Zonos experienced a critical incident on April 1, 2023 affecting Shopify Duty Tax, lasting 27m. The incident has been resolved; the full update timeline is below.
Affected components
Update timeline
- investigating Apr 03, 2023, 04:22 PM UTC
Investigating issues with quoting on Shopify.
- resolved Apr 03, 2023, 04:23 PM UTC
This incident has been resolved.
- postmortem Apr 03, 2023, 10:32 PM UTC
**What products were affected and what was the impact?** All Zonos GraphQL services.
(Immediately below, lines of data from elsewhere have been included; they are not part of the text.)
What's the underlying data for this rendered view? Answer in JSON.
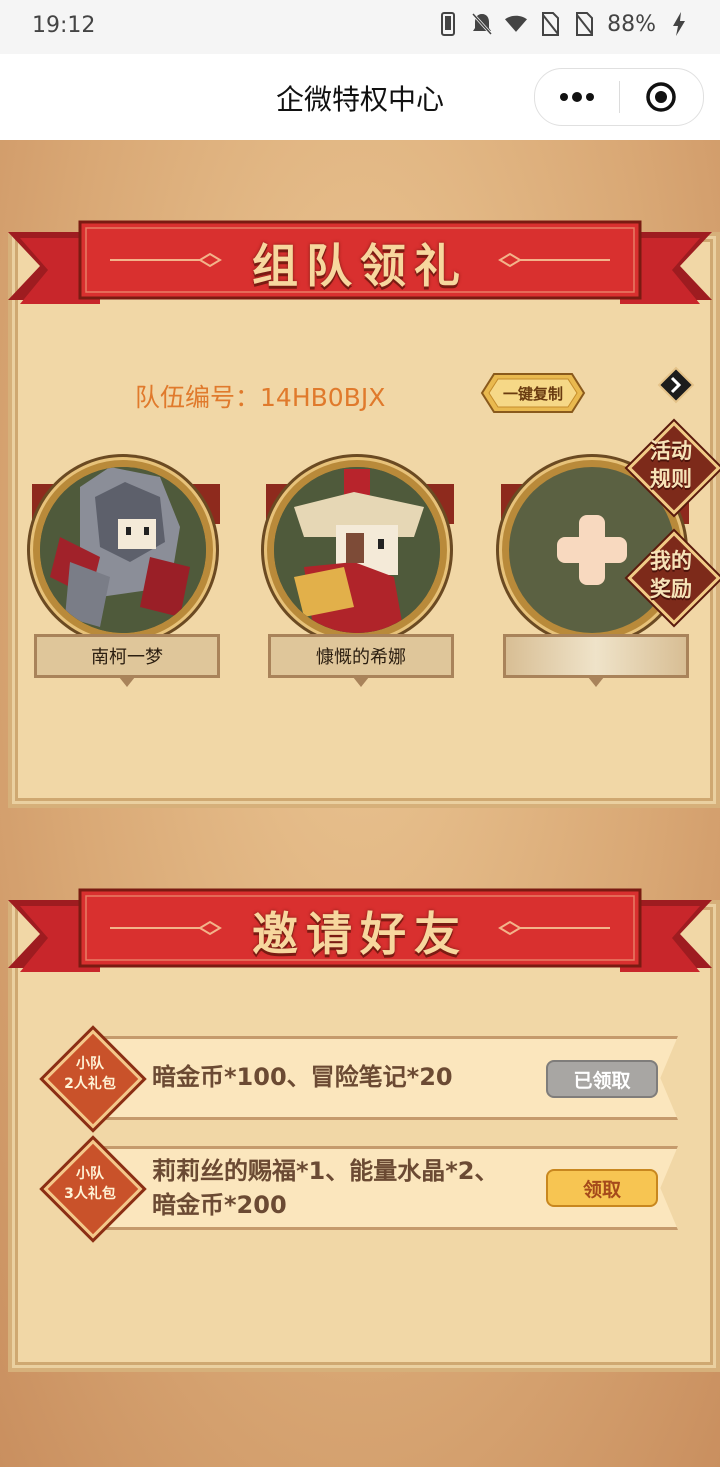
{
  "status_bar": {
    "time": "19:12",
    "battery": "88%"
  },
  "nav": {
    "title": "企微特权中心"
  },
  "team_section": {
    "banner_title": "组队领礼",
    "team_id_label": "队伍编号：",
    "team_id": "14HB0BJX",
    "copy_button": "一键复制",
    "members": [
      {
        "name": "南柯一梦",
        "avatar": "armored-knight-avatar"
      },
      {
        "name": "慷慨的希娜",
        "avatar": "red-warrior-avatar"
      },
      {
        "name": "",
        "avatar": "add-member-plus-icon"
      }
    ],
    "side_buttons": {
      "rules": "活动\n规则",
      "rules_line1": "活动",
      "rules_line2": "规则",
      "rewards_line1": "我的",
      "rewards_line2": "奖励"
    }
  },
  "invite_section": {
    "banner_title": "邀请好友",
    "rewards": [
      {
        "badge_line1": "小队",
        "badge_line2": "2人礼包",
        "text_line1": "暗金币*100、冒险笔记*20",
        "text_line2": "",
        "button": "已领取",
        "state": "claimed"
      },
      {
        "badge_line1": "小队",
        "badge_line2": "3人礼包",
        "text_line1": "莉莉丝的赐福*1、能量水晶*2、",
        "text_line2": "暗金币*200",
        "button": "领取",
        "state": "available"
      }
    ]
  },
  "colors": {
    "banner_red": "#c8262b",
    "panel": "#f1d7a6",
    "team_id_orange": "#e07a2c",
    "claimed_gray": "#a8a6a3",
    "claim_yellow": "#f7c552"
  }
}
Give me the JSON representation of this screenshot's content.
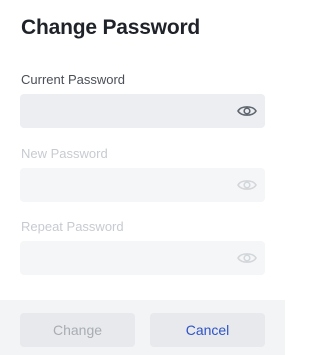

Impact: CRITICAL **What timeframe did this issue occur?** | **Date** | **Time** | | --- | --- | | Mar 31, 2023 | Starting at 18:00 MDT | | Apr 1, 2023 | Ending at 12:45 MDT | **How was the issue detected?** On the morning of April 1, Shopify GraphQL customers began noticing issues with landed cost quotes and notified CS, who then escalated the issue to the Engineering team. **What functionality was affected?** All GraphQL services in the Zonos Cloud were impacted. **What problems did this cause?** Merchants on GraphQL were unable to receive shipment ratings and landed cost quotes. **What was the resolution of the problem and steps that are being taken for continued follow-up?** After being notified of the issue, we worked quickly to switch GraphQL merchants over to our REST endpoints, which were not experiencing any issues. We then identified the root cause of the issue with GraphQL: a code deployment that caused broke event serialization and caused synchronous events to fail. A weakness with synchronous event handling then caused the event failure to cascade to the cluster-level. We immediately released a fix to prevent future occurrences. **What mitigation solutions will we put in place to prevent this issue from occurring in the future?** Our monitoring and notification channels for production server clusters were focused on unhealthy target groups and container failures. Due to the nature of the failure, we didn't receive notifications for either. This is a clear gap in monitoring coverage at a cluster-wide level. To make sure this never happens again, we are configuring task-based monitoring outside of the clusters where we will: * query each service in the cluster directly for the minimum amount of tasks that should be running and the actual number of tasks that are running, * make mock requests to each service to make sure they are returning correct responses, and * direct these notifications to our alerting platform with "on-call" rotations to make sure there are no lapses in coverage. We have also improved the resiliency of our event system, such that even if there were a future issue with event serialization, it would have no effect upon our public GraphQL services.